Abstract

Abstract
Tunneling construction operations are considered dynamic and complex processes. The success of tunneling construction projects is affected by essential factors. Various methods have been developed in the past, such as simulation models that facilitate and improve the tunneling construction processes and consequently mitigate potential time and cost overruns. Proper selection of excavation method is among the most important factors in tunneling project success. Current practices in selecting the best possible technique for excavation are based on the highest productivity rate as well as the availability of resources. Many of these techniques neglect the interdependencies and concurrency of influencing factors in selecting the best possible excavation method.
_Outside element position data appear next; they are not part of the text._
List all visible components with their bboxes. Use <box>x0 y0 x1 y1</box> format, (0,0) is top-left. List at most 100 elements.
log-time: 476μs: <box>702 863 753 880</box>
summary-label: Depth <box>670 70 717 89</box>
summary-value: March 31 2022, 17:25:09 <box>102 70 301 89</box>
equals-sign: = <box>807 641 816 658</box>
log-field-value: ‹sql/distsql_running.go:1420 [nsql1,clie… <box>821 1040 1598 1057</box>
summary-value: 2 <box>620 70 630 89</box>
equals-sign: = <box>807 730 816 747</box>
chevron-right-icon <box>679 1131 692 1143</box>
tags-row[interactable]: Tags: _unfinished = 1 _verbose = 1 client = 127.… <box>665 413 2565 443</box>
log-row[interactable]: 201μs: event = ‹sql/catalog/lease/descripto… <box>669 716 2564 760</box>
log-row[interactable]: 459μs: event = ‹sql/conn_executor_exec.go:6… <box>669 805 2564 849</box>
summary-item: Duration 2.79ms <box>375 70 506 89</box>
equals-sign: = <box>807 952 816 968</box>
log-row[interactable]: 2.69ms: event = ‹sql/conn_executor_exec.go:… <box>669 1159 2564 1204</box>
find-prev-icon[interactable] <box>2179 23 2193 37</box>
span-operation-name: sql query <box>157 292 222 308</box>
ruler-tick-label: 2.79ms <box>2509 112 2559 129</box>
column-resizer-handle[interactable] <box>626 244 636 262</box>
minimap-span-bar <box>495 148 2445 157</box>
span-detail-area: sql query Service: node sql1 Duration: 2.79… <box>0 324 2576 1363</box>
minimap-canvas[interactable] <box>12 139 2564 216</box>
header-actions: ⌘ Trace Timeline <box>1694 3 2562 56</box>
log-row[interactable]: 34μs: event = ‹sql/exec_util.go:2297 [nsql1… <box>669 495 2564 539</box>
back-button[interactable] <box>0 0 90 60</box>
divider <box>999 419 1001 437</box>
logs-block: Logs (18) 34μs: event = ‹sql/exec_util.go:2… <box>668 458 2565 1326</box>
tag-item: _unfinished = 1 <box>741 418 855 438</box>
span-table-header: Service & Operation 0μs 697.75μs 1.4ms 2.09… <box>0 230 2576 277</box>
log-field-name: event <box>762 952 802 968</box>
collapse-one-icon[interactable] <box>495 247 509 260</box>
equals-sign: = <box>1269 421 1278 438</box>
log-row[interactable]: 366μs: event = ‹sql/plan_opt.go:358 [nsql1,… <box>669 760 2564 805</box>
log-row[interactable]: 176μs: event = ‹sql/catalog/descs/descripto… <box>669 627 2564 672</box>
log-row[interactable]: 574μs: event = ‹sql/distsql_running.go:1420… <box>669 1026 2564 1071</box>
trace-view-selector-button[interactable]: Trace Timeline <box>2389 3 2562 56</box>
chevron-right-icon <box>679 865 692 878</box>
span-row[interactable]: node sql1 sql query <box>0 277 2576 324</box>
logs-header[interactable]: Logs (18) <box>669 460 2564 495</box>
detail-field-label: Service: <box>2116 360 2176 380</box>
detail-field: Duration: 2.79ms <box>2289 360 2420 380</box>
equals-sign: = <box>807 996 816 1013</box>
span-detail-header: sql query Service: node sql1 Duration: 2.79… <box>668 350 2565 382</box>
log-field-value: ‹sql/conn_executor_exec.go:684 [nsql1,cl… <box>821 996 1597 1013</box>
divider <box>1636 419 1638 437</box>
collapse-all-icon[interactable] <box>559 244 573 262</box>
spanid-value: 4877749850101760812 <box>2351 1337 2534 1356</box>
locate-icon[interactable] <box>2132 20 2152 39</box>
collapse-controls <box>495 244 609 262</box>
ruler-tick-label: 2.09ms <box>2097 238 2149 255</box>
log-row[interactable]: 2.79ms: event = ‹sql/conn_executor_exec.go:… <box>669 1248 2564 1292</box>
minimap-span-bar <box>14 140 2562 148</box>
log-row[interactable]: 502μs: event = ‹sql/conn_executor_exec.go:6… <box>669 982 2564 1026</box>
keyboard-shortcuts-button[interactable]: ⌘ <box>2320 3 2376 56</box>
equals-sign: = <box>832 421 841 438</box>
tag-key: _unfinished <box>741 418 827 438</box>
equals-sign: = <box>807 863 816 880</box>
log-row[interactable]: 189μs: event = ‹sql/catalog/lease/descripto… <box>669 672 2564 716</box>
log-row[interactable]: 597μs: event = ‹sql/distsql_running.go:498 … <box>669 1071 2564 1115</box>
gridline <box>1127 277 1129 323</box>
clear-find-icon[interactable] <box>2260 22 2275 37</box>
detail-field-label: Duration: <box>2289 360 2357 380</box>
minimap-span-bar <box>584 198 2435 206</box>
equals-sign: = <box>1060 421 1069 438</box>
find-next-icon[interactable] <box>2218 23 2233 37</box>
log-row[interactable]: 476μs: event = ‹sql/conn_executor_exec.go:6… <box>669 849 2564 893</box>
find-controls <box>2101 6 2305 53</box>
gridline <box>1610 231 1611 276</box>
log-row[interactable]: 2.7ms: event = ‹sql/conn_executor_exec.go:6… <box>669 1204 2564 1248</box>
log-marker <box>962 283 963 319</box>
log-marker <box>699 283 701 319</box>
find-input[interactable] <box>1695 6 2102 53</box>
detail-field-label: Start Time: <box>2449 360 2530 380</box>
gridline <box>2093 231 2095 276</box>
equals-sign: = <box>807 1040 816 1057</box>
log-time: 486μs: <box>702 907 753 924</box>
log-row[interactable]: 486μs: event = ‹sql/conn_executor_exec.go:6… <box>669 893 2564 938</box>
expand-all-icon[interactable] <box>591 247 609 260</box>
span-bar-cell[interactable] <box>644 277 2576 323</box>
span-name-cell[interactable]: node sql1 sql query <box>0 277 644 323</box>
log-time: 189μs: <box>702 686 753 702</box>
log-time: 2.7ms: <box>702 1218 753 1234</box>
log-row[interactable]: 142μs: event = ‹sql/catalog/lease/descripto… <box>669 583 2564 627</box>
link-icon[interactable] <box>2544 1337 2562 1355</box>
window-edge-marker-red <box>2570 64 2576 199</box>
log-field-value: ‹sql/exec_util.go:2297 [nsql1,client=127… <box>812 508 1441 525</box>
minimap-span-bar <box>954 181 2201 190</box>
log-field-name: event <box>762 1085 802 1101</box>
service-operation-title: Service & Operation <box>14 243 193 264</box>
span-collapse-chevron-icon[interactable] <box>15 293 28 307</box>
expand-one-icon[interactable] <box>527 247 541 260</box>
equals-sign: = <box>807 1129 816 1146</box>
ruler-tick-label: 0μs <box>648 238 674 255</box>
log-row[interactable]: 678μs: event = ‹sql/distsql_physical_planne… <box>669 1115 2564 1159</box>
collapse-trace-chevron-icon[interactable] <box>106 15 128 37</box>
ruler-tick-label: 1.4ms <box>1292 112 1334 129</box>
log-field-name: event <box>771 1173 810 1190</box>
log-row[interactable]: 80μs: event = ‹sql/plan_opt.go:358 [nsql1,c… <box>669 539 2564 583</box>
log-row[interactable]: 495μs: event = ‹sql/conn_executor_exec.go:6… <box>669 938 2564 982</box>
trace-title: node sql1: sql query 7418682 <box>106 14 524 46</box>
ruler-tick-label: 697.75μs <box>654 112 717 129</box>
In this research, a new method for selecting the most efficient excavation method for tunnels is developed. The method considers a series of significant factors in tunneling construction - namely length, cross-sectional area, geotechnical characteristics depth of the tunnel, and level of water table - and a variety of excavation methods, such as different types of TBMs, Road-header, and drilling and blasting. The factors used in the developed method were constructed based on knowledge extracted from literature and gained from interviews with experts and an online survey. The survey gathered data on the relative importance of the set of selection factors for different soil and project conditions. The collected information was used as input to a developed MCA model (AHP, TOPSIS) that ranked the methods based on their respective suitability for the project at hand to select the most appropriate equipment. The developed method is applied to real case studies to demonstrate its use and highlight its essential features. Also a sensitivity analysis was carried out on each of the case studies, to identify and analyze the most sensitive tunneling variables affecting equipment selection. Based on sensitivity analysis geotechnical condition is the most sensitive factors among all effective variables in both case studies. In the Montreal-Laval Metro Extension, the selected method was Road Header, and in the Spadina Subway project EPB Mixed Shield was selected as the most favorable method of excavation. These results confirm the actually selected excavation methods on the two projects, and indicate that the developed method is reliable.